Observadores internacionais chamaram a atenção da Cruz Vermelha para a necessidade urgente de que uma junta médica visite os prisioneiros indígenas degar.  Dois deles morreram sem atendimento médico depois de terem sido duramente torturados.

Rahlan Lua, um cristão degar de 43 anos, da província de Gialai, morreu no dia 10 de abril em conseqüência dos maus tratos que recebeu na prisão, de acordo com a Fundação Montagnard. Ele foi brutalmente espancado por diversas vezes e preso. Na vila em que morava, estava jurado de morte pela polícia secreta por causa de sua fé.

Na primeira vez em que foi preso, em 18 de dezembro de 2001, Rahlan Lua foi enviado para a prisão de Ha Nam por seu envolvimento em uma demonstração pacífica em prol dos direitos de liberdade religiosa. Ele foi solto em 15 de julho de 2005, mas voltou para a prisão no dia 5 de novembro do mesmo ano. Seu estado de saúde começou a se deteriorar em fevereiro deste ano.

De acordo com moradores da vila de BonToat, oficiais da polícia secreta do Vietnã o prenderam e o torturaram pela segunda vez para ter certeza de que na volta para casa ele não resistiria e morreria.

Caso semelhante aconteceu com o cristão degar Y-Kuo Nie, de 53 anos, da vila de Buon Cu Mil, na província de Daklak. Ele foi preso em 16 de fevereiro de 2001, pelos mesmos motivos alegados a Rahlan.

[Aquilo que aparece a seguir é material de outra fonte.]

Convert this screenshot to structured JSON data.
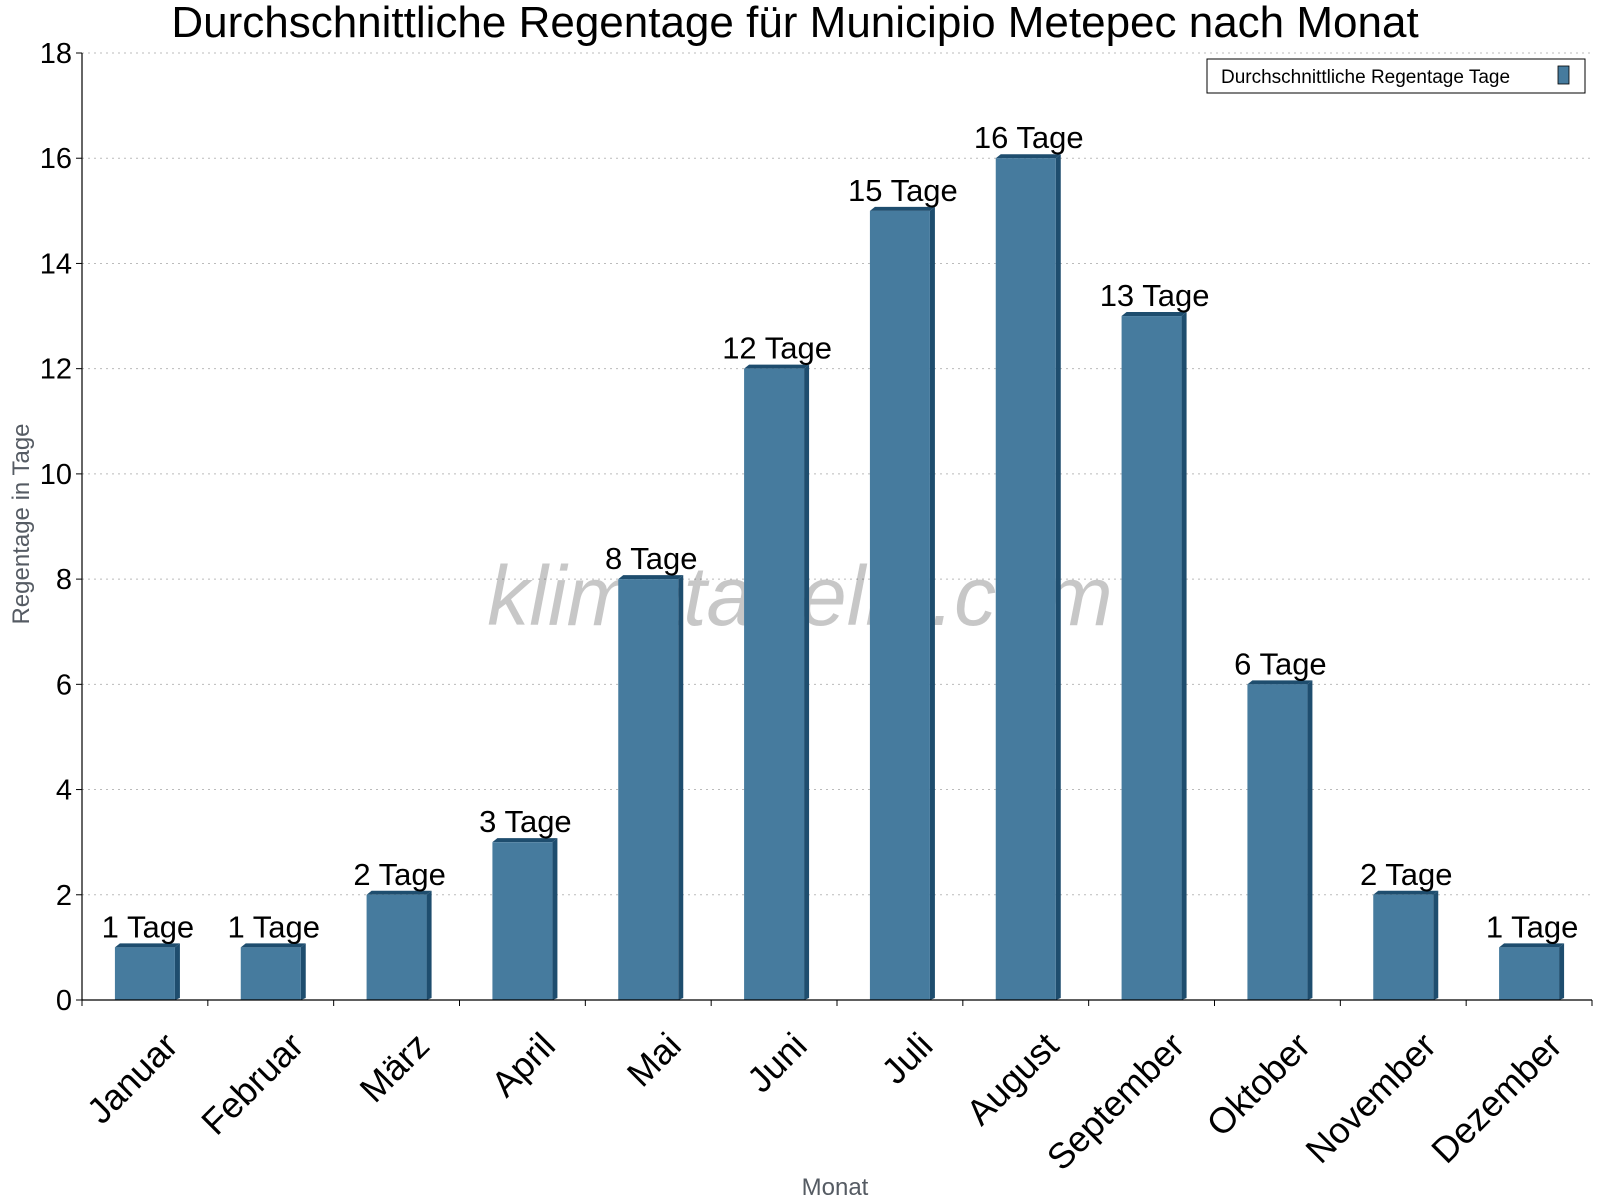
{
  "chart_data": {
    "type": "bar",
    "title": "Durchschnittliche Regentage für Municipio Metepec nach Monat",
    "xlabel": "Monat",
    "ylabel": "Regentage in Tage",
    "categories": [
      "Januar",
      "Februar",
      "März",
      "April",
      "Mai",
      "Juni",
      "Juli",
      "August",
      "September",
      "Oktober",
      "November",
      "Dezember"
    ],
    "series": [
      {
        "name": "Durchschnittliche Regentage Tage",
        "values": [
          1,
          1,
          2,
          3,
          8,
          12,
          15,
          16,
          13,
          6,
          2,
          1
        ],
        "data_labels": [
          "1 Tage",
          "1 Tage",
          "2 Tage",
          "3 Tage",
          "8 Tage",
          "12 Tage",
          "15 Tage",
          "16 Tage",
          "13 Tage",
          "6 Tage",
          "2 Tage",
          "1 Tage"
        ]
      }
    ],
    "ylim": [
      0,
      18
    ],
    "yticks": [
      "0",
      "2",
      "4",
      "6",
      "8",
      "10",
      "12",
      "14",
      "16",
      "18"
    ],
    "grid": true,
    "legend_position": "top-right",
    "colors": {
      "bar": "#467b9e",
      "bar_side": "#1e4d6e",
      "grid": "#bbbbbb"
    }
  },
  "watermark": "klimatabelle.com"
}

No último dia 16 de março, sua esposa, HLong Buonya, foi chamada à prisão para levá-lo para casa, mas como não tinha condições financeiras de ir até lá, os próprios policiais se encarregaram de trazer o marido de volta para casa.

Na noite de 17 de março, ao lado da família, ele contou como foi torturado na prisão. A maioria dos seus ossos estava quebrada e o corpo coberto de marcas. Y-Kuo Nie morreu na manhã seguinte.

A esposa só percebeu a gravidade das escoriações quando foi lavar e trocar o corpo do marido para o funeral. Nesse momento, ela viu que ele estava com quase todos os ossos quebrados e o corpo coberto de hematomas. A polícia secreta acompanhou todo o funeral de Y-Kuo Nie, ao longe.

Em nome das famílias de prisioneiros degar, a Fundação Montagnard está chamando a atenção das embaixadas e da comunidade internacional para o pedido de libertação dos presos que ainda estão sob custódia, principalmente os 350 prisioneiros degar, detidos por atividades religiosas e políticas.